In dit verband merkt het Hof nog op dat belanghebbende zijn stelling dat het vennootschapsrechtelijk niet mogelijk was het agio voor een bedrag van ƒ 3.300.000 om te zetten in nominaal gestort kapitaal ter zitting heeft ingetrokken.

5.8. Met betrekking tot het beroep van belanghebbende op het arrest HR 4 oktober 1978, nr. 18 736, BNB 1978/299, overweegt het Hof dat dit arrest is gewezen voor een geval waarin de handelwijze van een belastingplichtige overeenkomstig de wettelijke bepalingen tot gevolg had dat belastingheffing in overeenstemming met doel en strekking van de wettekst niet plaats kon vinden. In het onderhavige geval is sprake van belastingheffing die, zoals het Hof in 4.6 heeft overwogen, eenvoudig had kunnen worden vermeden. Het Hof verwerpt daarom belanghebbendes standpunt dat van de belastingheffing die heeft plaatsgevonden op grond van genoemd arrest kan worden afgezien. Het Hof wijst er in dit verband op dat de verkrijgingsprijs van de aandelen P-B.V. door het terugbetalen van agio niet is gewijzigd waardoor bij vervreemding van de aandelen P-B.V., dan wel bij liquidatie van de vennootschap, een resultaat uit aanmerkelijk belang zal worden gerealiseerd dat ƒ 3.300.000 lager is dan wanneer de in 4.6 aangegeven weg was gevolgd.

6. Proceskosten

Het Hof acht geen termen aanwezig een partij te veroordelen tot vergoeding van proceskosten op de voet van artikel 8:75 van de Algemene wet bestuursrecht.

7. Beslissing

Het Hof verklaart het beroep ongegrond.

De uitspraak is vastgesteld op 24 mei 2006 door mrs. J.P.F. Slijpen, voorzitter, O.B. Onnes en P.M.F. van Loon, leden, in tegenwoordigheid van mr. M.H.A. Brands als griffier. De beslissing is op die datum in het openbaar uitgesproken.

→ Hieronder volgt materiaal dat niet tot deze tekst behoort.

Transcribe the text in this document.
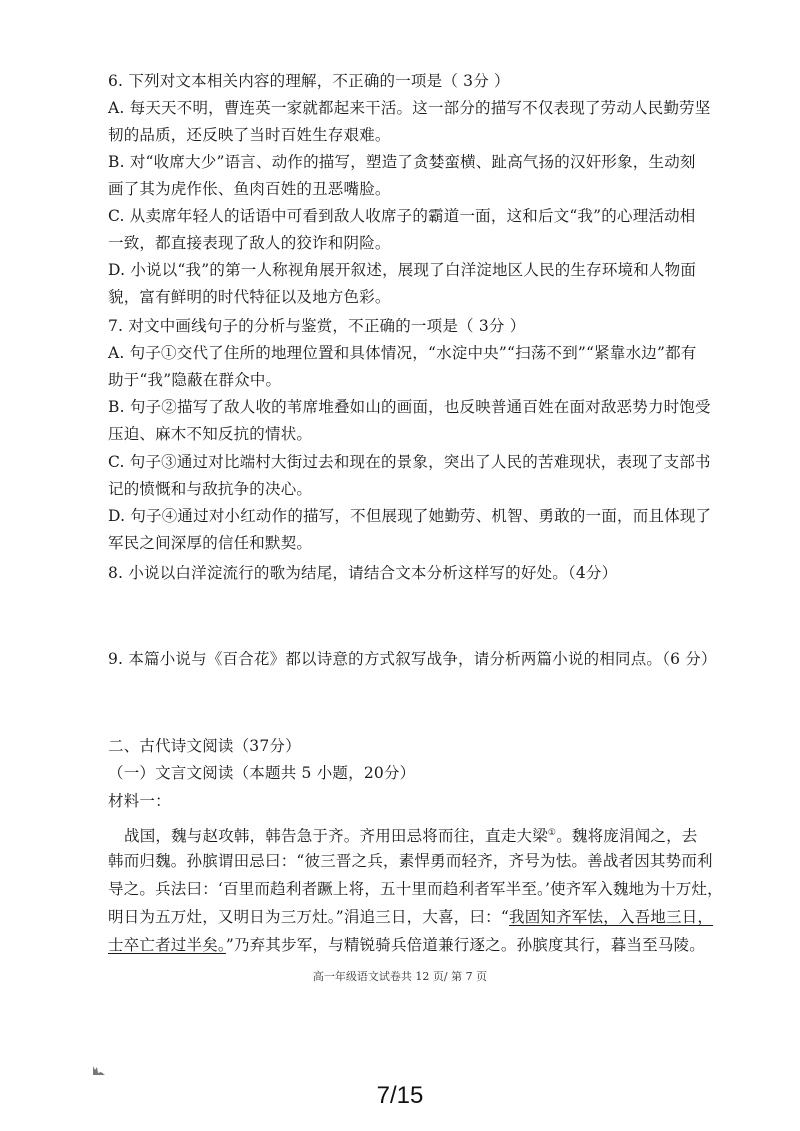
6. 下列对文本相关内容的理解，不正确的一项是（ 3分 ）
A. 每天天不明，曹连英一家就都起来干活。这一部分的描写不仅表现了劳动人民勤劳坚
韧的品质，还反映了当时百姓生存艰难。
B. 对“收席大少”语言、动作的描写，塑造了贪婪蛮横、趾高气扬的汉奸形象，生动刻
画了其为虎作伥、鱼肉百姓的丑恶嘴脸。
C. 从卖席年轻人的话语中可看到敌人收席子的霸道一面，这和后文“我”的心理活动相
一致，都直接表现了敌人的狡诈和阴险。
D. 小说以“我”的第一人称视角展开叙述，展现了白洋淀地区人民的生存环境和人物面
貌，富有鲜明的时代特征以及地方色彩。
7. 对文中画线句子的分析与鉴赏，不正确的一项是（ 3分 ）
A. 句子①交代了住所的地理位置和具体情况，“水淀中央”“扫荡不到”“紧靠水边”都有
助于“我”隐蔽在群众中。
B. 句子②描写了敌人收的苇席堆叠如山的画面，也反映普通百姓在面对敌恶势力时饱受
压迫、麻木不知反抗的情状。
C. 句子③通过对比端村大街过去和现在的景象，突出了人民的苦难现状，表现了支部书
记的愤慨和与敌抗争的决心。
D. 句子④通过对小红动作的描写，不但展现了她勤劳、机智、勇敢的一面，而且体现了
军民之间深厚的信任和默契。
8. 小说以白洋淀流行的歌为结尾，请结合文本分析这样写的好处。（4分）
9. 本篇小说与《百合花》都以诗意的方式叙写战争，请分析两篇小说的相同点。（6 分）
二、古代诗文阅读（37分）
（一）文言文阅读（本题共 5 小题，20分）
材料一：
战国，魏与赵攻韩，韩告急于齐。齐用田忌将而往，直走大梁①。魏将庞涓闻之，去
韩而归魏。孙膑谓田忌曰：“彼三晋之兵，素悍勇而轻齐，齐号为怯。善战者因其势而利
导之。兵法曰：‘百里而趋利者蹶上将，五十里而趋利者军半至。’使齐军入魏地为十万灶，
明日为五万灶，又明日为三万灶。”涓追三日，大喜，曰：“我固知齐军怯，入吾地三日，
士卒亡者过半矣。”乃弃其步军，与精锐骑兵倍道兼行逐之。孙膑度其行，暮当至马陵。
高一年级语文试卷共 12 页/ 第 7 页
7/15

Het Hof heeft geen bezwaar tegen afgifte door de griffier van een afschrift van deze uitspraak in geanonimiseerde vorm.

Tegen deze uitspraak kan binnen zes weken na de verzenddatum beroep in cassatie worden ingesteld bij de Hoge Raad der Nederlanden (belastingkamer), Postbus 20303, 2500 EH Den Haag. Daarbij moet het volgende in acht worden genomen:

1 - bij het beroepschrift wordt een afschrift van deze uitspraak overgelegd.

2 - het beroepschrift moet ondertekend zijn en ten minste het volgende vermelden:

a. de naam en het adres van de indiener;

b. een dagtekening;

c. een omschrijving van de uitspraak waartegen het beroep in cassatie is gericht;

d. de gronden van het beroep in cassatie.

Voor het instellen van beroep in cassatie is griffierecht verschuldigd. Na het instellen van beroep in cassatie ontvangt de indiener een nota griffierecht van de griffier van de Hoge Raad.

In het cassatieberoepschrift kan de Hoge Raad verzocht worden om de wederpartij te veroordelen in de proceskosten.